- Born: 1957 (age 68–69) Seville, Spain
- Citizenship: American
- Education: University of New Mexico Universidad Autonoma de Madrid
- Known for: Energy bound on quantum computation
- Scientific career
- Fields: Physicist
- Workplaces: University of Arkansas
- Doctoral advisor: Marlan O. Scully

= Julio Gea-Banacloche =

American physicist

Julio Gea-Banacloche (born 1957) is professor of physics and currently the head of the department of physics at the University of Arkansas. He is notable for his contribution to the field of quantum information, where he has shown that the quantum mechanical nature of the fields used to manipulate the quantum information carriers (qubits) themselves might lead to unpredictable errors in the performance of the quantum logical operations.
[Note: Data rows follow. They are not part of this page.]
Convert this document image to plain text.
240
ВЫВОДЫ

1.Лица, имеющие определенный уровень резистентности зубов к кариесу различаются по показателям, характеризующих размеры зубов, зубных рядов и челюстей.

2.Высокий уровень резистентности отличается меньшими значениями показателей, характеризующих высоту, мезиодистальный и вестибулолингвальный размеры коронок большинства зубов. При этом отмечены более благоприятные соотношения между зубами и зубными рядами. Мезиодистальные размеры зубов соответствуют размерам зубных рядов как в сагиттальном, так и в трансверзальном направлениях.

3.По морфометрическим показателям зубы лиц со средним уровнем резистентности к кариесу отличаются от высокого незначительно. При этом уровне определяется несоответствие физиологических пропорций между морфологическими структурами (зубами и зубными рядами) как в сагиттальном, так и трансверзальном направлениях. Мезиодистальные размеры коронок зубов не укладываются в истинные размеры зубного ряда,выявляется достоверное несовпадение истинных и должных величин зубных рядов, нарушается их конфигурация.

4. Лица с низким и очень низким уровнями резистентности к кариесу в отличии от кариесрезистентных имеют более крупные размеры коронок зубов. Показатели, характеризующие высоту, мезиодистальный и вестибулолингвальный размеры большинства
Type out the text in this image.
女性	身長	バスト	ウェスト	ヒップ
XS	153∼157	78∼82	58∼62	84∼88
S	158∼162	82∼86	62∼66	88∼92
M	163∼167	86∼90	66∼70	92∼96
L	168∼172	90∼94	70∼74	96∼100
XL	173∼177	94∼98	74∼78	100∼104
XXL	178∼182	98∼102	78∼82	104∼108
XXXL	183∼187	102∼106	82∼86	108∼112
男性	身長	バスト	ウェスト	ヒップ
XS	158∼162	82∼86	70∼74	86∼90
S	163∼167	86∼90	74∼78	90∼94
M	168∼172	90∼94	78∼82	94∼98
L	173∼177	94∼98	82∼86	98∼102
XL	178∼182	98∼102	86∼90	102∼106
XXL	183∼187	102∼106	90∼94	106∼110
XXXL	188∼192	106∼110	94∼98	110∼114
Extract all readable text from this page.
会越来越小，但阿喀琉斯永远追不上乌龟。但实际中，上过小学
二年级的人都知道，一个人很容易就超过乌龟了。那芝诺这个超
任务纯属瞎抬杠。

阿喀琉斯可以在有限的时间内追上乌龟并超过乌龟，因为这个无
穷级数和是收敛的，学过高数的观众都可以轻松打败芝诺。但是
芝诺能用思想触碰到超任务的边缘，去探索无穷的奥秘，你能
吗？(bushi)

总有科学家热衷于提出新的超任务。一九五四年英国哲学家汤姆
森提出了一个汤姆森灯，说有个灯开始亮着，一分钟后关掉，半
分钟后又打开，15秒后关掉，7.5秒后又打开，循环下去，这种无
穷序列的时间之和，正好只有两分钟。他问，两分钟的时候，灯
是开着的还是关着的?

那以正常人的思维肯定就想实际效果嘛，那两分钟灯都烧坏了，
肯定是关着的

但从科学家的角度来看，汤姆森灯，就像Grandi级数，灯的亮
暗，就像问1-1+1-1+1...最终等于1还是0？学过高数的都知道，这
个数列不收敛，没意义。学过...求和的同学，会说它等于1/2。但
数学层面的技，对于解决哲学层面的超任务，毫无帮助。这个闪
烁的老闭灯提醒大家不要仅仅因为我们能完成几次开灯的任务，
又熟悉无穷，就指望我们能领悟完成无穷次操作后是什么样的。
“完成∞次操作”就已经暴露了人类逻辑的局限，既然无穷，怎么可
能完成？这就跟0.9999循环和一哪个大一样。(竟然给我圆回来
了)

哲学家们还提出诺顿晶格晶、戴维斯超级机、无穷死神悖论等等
The lower bound on the size of these errors can be made smaller by increasing the energy of the control system. This has led Gea-Banacloche to predict a minimum energy requirement for quantum computation, which has given rise to some controversy.

==Education==
He received his BS from Universidad Autonoma de Madrid, 1979; and obtained his PhD under Marlan O. Scully, 1985, on free-electron lasers, from the University of New Mexico with a thesis entitled: Quantum Theory of the Free-Electron Laser.

==Career==
In 1985–1987, he served as a research associate, Max Planck Institute for Quantum Optics. In 1988-1990 he was a staff scientist, Instituto de Optica, Madrid, Spain. In 1990, he joined the University of Arkansas. He is an associate editor of Physical Review A and Fellow of the American Physical Society. He has carried out theoretical work in laser physics, quantum optics, and quantum information.